Том 22. На всю жизнь - Страница 32


К оглавлению

32

Все смеются.

Сестрички хмурятся, не зная, обидеться ли им или захохотать.

— А зачем же вы на лед пришли? — снова подхватывает Вольдемар и неожиданно запевает молодым баритоном цыганский романс: — "Не ходи ты на лед, там провалишься".

— Вы злой! — сердито тянет Римма и надувает губки.

— Караул! — взвизгивает Надюша Раздольцева. — Караул! Спасите! Помогите! Караул!

— Что такое?! Зашибли ногу? Да говорите же! — окружая ее, волнуется молодежь.

— Не то, не то! Вон моя «мучительница», глядите! — И мальчишеским жестом Надюша тычет пальцем по направлению к береговой аллее.

Высокая фигура медленно двигается там, направляясь к катку. «Мучительница» оказывается Надиной гувернанткой. Это почтенная особа из Саксонии, знающая бесподобно почти все европейские языки.

— И коровий даже, — таинственно присовокупляет Дина. — Потому что, когда она сердится, то мычит.

Гувернантка появляется на льду, приближается к нам и, величественно кивнув нам всем, говорит Наде по-английски:

— Вы сегодня наказаны и должны часом раньше идти с катка.

— Наказана! Фю-фю-фю! Вот тебе раз! — протяжно свистит Вольдемар Медведев. — Ай да m-lle Дина!

— Allons! — решительно переходит на французский язык немка и хватает Надюшу за руку.

— Один только тур! — молит шалунья.

И не успела почтенная дама ей ответить, как Надя уже мчится стрелою по сине-хрустальному кругу катка. За первым туром идет второй, за вторым третий.

За Диной несется Мутон с оглушительным лаем, норовя схватить шалунью за платье.

— Дети мои, догоняйте меня! — кричит девочка, и зубы ее и глаза сверкают.

Почтенная немка волнуется, краснеет от досады, идет навстречу Дине, растопыривая руки.

Но быстрая девочка проскальзывает у нее под самыми локтями и преспокойно обегает озеро чуть ли не в десятый раз.
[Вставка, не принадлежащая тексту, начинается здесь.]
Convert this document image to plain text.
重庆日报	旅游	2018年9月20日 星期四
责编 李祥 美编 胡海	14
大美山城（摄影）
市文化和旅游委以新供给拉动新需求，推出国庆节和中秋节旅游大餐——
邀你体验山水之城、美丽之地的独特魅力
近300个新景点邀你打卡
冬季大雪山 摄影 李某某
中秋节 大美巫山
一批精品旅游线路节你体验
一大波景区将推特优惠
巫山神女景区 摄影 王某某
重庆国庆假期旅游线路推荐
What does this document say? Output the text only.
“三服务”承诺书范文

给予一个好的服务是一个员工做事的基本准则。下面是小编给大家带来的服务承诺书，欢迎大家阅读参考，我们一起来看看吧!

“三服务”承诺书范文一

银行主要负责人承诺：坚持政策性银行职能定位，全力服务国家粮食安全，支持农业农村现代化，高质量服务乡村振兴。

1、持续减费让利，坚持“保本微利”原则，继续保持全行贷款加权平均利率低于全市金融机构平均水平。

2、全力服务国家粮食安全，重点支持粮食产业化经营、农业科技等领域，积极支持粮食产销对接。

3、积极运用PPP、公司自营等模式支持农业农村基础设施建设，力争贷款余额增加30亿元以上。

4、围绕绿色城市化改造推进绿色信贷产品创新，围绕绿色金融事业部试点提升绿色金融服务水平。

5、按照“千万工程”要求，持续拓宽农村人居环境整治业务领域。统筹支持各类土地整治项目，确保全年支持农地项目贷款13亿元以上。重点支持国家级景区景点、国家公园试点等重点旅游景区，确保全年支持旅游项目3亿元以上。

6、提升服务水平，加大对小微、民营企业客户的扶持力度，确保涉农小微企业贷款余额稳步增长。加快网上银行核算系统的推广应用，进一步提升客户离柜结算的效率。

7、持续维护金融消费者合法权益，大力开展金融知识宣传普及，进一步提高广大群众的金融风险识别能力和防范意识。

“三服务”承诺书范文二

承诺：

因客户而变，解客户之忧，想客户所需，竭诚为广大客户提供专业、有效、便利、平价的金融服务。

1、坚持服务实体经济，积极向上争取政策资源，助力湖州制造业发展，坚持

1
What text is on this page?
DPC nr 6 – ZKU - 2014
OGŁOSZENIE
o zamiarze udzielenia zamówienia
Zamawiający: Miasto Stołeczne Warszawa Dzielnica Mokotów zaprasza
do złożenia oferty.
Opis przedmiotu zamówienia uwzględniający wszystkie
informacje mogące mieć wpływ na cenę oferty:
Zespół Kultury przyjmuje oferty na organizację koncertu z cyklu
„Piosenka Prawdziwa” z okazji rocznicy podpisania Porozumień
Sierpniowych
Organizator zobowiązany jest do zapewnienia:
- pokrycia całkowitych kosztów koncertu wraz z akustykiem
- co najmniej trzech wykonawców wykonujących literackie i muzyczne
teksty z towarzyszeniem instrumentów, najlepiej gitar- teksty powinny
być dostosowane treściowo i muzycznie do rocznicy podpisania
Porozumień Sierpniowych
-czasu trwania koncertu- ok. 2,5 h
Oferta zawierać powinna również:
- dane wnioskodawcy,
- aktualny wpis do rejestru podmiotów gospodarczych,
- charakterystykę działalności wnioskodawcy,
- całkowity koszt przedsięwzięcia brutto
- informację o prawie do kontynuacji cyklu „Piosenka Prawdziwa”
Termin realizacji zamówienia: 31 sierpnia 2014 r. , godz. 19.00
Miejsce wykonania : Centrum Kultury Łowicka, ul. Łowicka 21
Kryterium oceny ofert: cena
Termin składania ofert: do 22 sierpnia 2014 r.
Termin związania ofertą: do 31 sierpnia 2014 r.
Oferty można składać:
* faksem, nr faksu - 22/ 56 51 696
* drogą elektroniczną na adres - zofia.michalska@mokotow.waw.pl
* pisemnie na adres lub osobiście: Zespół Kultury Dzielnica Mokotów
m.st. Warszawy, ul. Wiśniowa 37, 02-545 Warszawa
— Помогите мне! — молит наконец, обращаясь к нам всем, саксонка.

— С условием. За плату, — басит Вольдемар.

— Wie so! — срывается у немки на ее родном языке.

— Очень просто. Мы вам словим беглянку и потребуем за это награды. Только и всего.

— Gut! Gut! — кивает она головой, выставляя вперед желтые зубы, и прибавляет уже по-русски: — Наде надо домой, она наказана: на книжке перевода нарисовала такое ушасное шерное чудовище.

— Это ужасно! — говорит Вольдемар, и непонятно, смеется он или же серьезно это говорит.

Затем, пригласив нас ловить Надюшу, легко несется за девочкой на коньках.

Через минуту шалунья уже стоит перед гувернанткой.

— Фуй, фуй! — цедит та. — И не стыдно вам? Идем, — неожиданно прибавляет она, хватая за руку девочку.

— Как идем?! А награда? — вступается Вольдемар. — Мы вам помогли водворить m-lle Nadine и за это требуем: во-первых, оставить ее на катке еще полчаса, по крайней мере, и, во-вторых, избавить ее от наказания.

— Да, да! — подхватываем мы все хором. — Пожалуйста, просим вас так поступить.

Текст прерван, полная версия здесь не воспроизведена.